Fighting back with collection agencies

Two weeks ago I got a letter from a collection agency. It was for a debt I did not owe. 

Here is the thing. My husband and I are debt free other than our mortgage. We spent countless hours combing our credit reports, paying off debts, following up on payments and receiving written notice of those debts. We kept copies of canceled check and bank statement and followed up on every letter or phone call. 

We knew how shady collection agencies could be and were diligent. So when a letter stating that I had a debt I knew I didn't owe came in my mailbox I immediately followed up on it. 

Today I wanted to give you a few pointers in how to handle a collection agency. 

Before we venture any further, I do want to say that it is always important to pay your debts. If you borrowed money, pay it back. However, I also understand that life happens and everyone falls on hard times and unexpected things occur that might prevent you from paying your bills on time, or being able to pay them back in total. I am not here to judge you or shame you so please don't take anything I say as judgment. Remember, I am the one that had $36,000 in stupid debt at one time. Now, let's move on. 

First, a little about how collection agency gets your info. Collection agencies buy up debts. For example, you have a credit card and you fell behind in payments and the card went into default. 

The credit card company will try to collect on that debt, but after a few months, they sell that debt to a collection agency for just a fraction of the cost. They see it as some money is better than no money. 

The collection agent then turns around and collects on that debt.

Know your rights

Under the Fair Debt Collection Practices Act, collection agents are required to give you a little bit of information. They are supposed to tell you four things. 

1. Who you owe the debt to. 

2. How much debt you owe. 

3. That you have thirty days to dispute the debt. (After that the debt is considered valid.)

4. You have the right to verification of the debt. 

If you get a letter stating a debt you do not owe immediately send the debt collector a letter stating that you do not, in fact, owe the debt.

Under the FDCPA you have 30 days to write back the collection agency and tell them you do not owe the debt. (Of course ALWAYS be honest. If you do in fact owe the debt don't ever lie and say you don't.) The debt collector cannot continue to contact you at this point if the debt is no longer owed. 

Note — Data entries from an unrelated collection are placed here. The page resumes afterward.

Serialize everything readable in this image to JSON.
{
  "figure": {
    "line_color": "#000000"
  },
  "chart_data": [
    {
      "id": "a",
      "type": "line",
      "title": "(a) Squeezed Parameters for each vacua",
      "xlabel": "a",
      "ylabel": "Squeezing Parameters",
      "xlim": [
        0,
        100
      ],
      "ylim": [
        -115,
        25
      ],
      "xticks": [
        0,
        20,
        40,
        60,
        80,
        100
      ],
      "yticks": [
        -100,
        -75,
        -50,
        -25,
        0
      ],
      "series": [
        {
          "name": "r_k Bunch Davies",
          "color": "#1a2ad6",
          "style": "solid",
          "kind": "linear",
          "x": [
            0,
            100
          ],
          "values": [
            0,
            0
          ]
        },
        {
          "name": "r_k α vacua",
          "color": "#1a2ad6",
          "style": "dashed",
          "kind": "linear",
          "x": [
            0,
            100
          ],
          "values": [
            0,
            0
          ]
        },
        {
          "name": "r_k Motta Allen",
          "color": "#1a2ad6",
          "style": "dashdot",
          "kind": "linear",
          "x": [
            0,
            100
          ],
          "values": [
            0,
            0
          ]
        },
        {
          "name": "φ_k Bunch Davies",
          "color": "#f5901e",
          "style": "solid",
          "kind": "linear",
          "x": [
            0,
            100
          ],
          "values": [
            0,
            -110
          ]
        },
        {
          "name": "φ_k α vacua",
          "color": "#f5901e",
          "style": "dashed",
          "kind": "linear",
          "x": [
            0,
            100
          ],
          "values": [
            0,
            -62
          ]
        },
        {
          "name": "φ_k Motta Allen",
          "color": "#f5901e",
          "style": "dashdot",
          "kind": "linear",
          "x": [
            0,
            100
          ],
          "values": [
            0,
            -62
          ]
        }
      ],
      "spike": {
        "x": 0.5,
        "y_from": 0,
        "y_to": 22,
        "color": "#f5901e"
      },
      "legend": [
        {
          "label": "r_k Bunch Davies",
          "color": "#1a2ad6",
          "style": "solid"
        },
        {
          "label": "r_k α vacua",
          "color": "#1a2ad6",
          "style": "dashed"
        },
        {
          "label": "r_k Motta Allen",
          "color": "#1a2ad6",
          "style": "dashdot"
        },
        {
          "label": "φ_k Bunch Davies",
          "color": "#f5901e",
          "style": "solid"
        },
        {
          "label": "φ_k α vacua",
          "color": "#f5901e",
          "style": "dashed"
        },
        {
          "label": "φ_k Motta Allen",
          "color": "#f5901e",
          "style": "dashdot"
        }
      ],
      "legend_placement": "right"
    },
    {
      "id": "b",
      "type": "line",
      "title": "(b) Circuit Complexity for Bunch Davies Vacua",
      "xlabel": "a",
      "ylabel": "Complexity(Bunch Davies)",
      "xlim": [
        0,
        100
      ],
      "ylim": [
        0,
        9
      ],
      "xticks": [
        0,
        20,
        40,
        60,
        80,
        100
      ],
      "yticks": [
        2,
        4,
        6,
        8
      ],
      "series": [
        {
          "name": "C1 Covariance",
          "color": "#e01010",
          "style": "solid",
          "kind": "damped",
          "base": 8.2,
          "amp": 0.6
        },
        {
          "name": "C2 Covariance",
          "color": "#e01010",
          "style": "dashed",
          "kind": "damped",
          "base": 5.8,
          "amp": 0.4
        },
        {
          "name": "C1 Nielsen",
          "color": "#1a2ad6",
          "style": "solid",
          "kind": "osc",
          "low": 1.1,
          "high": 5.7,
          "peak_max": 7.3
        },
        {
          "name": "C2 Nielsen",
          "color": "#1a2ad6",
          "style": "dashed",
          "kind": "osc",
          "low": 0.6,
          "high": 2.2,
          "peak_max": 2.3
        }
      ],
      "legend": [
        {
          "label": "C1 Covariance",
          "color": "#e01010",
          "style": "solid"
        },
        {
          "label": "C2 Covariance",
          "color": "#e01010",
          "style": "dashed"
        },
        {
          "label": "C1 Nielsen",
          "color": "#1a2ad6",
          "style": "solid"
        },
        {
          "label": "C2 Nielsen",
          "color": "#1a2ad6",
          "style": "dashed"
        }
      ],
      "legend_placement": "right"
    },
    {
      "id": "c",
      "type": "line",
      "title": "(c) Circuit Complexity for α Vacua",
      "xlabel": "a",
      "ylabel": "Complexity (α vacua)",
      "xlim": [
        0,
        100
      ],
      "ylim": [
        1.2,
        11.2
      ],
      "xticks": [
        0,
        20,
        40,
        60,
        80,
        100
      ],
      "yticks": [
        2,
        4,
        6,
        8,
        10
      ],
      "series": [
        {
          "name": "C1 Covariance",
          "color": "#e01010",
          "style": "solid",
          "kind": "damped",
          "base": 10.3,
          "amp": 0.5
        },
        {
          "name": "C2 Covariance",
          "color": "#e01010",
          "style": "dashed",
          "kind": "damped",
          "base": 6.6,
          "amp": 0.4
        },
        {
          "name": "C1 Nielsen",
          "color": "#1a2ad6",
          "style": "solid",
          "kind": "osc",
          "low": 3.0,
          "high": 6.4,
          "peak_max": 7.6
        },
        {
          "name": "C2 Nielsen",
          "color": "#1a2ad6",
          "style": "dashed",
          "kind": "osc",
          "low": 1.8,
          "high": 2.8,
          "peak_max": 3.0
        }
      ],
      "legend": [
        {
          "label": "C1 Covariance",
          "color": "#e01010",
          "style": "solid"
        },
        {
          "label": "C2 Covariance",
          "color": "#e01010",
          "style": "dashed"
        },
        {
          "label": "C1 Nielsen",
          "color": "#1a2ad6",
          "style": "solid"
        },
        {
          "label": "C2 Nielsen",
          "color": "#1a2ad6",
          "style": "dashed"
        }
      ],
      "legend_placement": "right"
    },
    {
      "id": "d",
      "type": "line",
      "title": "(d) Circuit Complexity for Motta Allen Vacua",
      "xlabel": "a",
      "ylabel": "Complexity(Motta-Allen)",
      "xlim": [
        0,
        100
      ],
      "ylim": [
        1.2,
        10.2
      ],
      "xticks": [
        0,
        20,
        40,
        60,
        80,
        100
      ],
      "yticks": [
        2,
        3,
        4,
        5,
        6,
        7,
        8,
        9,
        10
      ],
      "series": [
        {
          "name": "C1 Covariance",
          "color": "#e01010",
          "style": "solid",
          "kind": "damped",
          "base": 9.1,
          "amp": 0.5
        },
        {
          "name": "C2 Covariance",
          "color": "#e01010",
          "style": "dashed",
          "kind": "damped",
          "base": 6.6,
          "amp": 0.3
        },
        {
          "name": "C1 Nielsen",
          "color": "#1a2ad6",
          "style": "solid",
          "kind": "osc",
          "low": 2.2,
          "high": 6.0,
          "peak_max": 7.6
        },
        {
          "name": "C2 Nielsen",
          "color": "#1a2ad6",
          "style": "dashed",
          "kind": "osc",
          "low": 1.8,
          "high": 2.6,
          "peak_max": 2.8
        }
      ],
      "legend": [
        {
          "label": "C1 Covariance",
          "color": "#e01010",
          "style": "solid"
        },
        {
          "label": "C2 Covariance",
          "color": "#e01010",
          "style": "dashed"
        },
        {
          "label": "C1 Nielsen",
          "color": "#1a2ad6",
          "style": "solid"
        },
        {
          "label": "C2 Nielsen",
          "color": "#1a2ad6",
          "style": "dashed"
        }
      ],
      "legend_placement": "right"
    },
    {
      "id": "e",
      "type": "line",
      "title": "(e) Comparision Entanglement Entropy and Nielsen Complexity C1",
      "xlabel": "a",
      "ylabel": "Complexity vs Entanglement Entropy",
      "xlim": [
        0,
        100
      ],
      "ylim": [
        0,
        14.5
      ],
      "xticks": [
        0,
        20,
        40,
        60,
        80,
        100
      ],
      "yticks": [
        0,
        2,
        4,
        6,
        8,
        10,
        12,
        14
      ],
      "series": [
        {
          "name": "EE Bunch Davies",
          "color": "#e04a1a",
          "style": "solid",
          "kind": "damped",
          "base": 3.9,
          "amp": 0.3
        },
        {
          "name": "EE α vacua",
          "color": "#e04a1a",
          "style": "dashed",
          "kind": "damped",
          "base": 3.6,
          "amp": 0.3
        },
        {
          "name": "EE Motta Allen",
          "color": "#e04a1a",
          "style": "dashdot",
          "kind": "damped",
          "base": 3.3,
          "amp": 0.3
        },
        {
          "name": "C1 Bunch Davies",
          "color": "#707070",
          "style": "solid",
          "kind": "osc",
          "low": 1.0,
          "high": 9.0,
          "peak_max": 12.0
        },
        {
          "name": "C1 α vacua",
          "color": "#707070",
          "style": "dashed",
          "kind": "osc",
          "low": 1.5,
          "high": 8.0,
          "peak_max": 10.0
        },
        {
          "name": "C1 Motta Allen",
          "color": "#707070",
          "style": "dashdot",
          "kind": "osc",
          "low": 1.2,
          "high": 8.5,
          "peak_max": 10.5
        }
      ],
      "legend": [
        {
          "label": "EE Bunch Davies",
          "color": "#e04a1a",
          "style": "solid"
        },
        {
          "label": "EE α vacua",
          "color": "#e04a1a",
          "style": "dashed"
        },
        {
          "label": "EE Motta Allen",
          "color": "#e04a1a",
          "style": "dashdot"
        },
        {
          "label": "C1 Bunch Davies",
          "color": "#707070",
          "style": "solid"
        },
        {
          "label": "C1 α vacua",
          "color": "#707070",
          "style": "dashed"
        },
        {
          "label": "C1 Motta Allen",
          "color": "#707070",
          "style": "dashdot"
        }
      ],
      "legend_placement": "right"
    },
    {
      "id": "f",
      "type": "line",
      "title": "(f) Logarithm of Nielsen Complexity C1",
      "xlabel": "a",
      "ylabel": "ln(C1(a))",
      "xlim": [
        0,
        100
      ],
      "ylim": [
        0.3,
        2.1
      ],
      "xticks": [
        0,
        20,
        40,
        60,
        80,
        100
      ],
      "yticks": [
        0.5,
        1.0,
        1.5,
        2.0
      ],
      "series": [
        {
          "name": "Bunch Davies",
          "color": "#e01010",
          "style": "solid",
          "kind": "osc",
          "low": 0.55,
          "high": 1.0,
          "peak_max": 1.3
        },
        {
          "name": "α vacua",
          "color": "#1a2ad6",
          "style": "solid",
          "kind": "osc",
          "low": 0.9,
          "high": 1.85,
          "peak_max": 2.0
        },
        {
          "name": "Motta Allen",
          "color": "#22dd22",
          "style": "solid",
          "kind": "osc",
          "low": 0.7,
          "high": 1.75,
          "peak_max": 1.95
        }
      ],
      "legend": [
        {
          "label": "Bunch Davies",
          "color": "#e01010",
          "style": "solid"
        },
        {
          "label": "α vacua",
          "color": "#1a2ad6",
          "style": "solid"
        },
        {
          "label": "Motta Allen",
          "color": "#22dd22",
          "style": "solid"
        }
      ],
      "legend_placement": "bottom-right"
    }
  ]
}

Keep a copy of both letters. 

However, collection agencies have been known to be very persistent. often crossing lines and even breaking the law to collect on debts they don't own or phony debts. 

Always ask for proof of debt in writing

If you get a phone call from a collection agency, immediately ask the agent to give you the contact name and address of the department where you need to send a letter. Ask in your letter for proof that you owe the debt. Here are some great examples of proof of debt letters

All communication from the collector must cease during this time until you have received verification. 

Deal with nagging phone calls

Ignoring a collector's call won't make it go away. However, if a collector calls you repeatedly, threatens you or bullies you, know how to deal with that. 

Under FDCPA collection agencies can not call you before 8 a.m or after 9 p.m. They are also not allowed to call you at work if your employer doesn't allow it (and most don't). And they are not allowed to call you excessively. 

I haven't been able to determine what counts as "excessive" but I would say more than a few times a week crosses the line. 

If an agent calls you repeatedly tell them you know your rights and you know they are violating the law. 

Don't put up with a bully

If an agent threatens you, curses at you or attempts to intimidate you, they are breaking the law. Under federal law, they are not allowed to tell ANYONE not authorized by you about your debt. They cannot tell your boss, or your neighbor, or even your mom (unless you are a minor). 

And they cannot send a uniformed officer to where you work to collect. (I have had several people tell me they have been threatened with that.) They cannot threaten to arrest you (unless you owe a ticket, taxes or child support, in which case a collection agency would not be handling that).

If a collector crosses that line do not continue the conversation. Do not argue, do not try to persuade them to calm down, simply hang up the phone. 

While hiring an attorney is a huge expense most might not be able to afford, if might be a good idea in this situation. There are agencies like Debt Bully that will help you. They sue collection agencies for bad practices, once they collect damages you will have to pay attorney fees.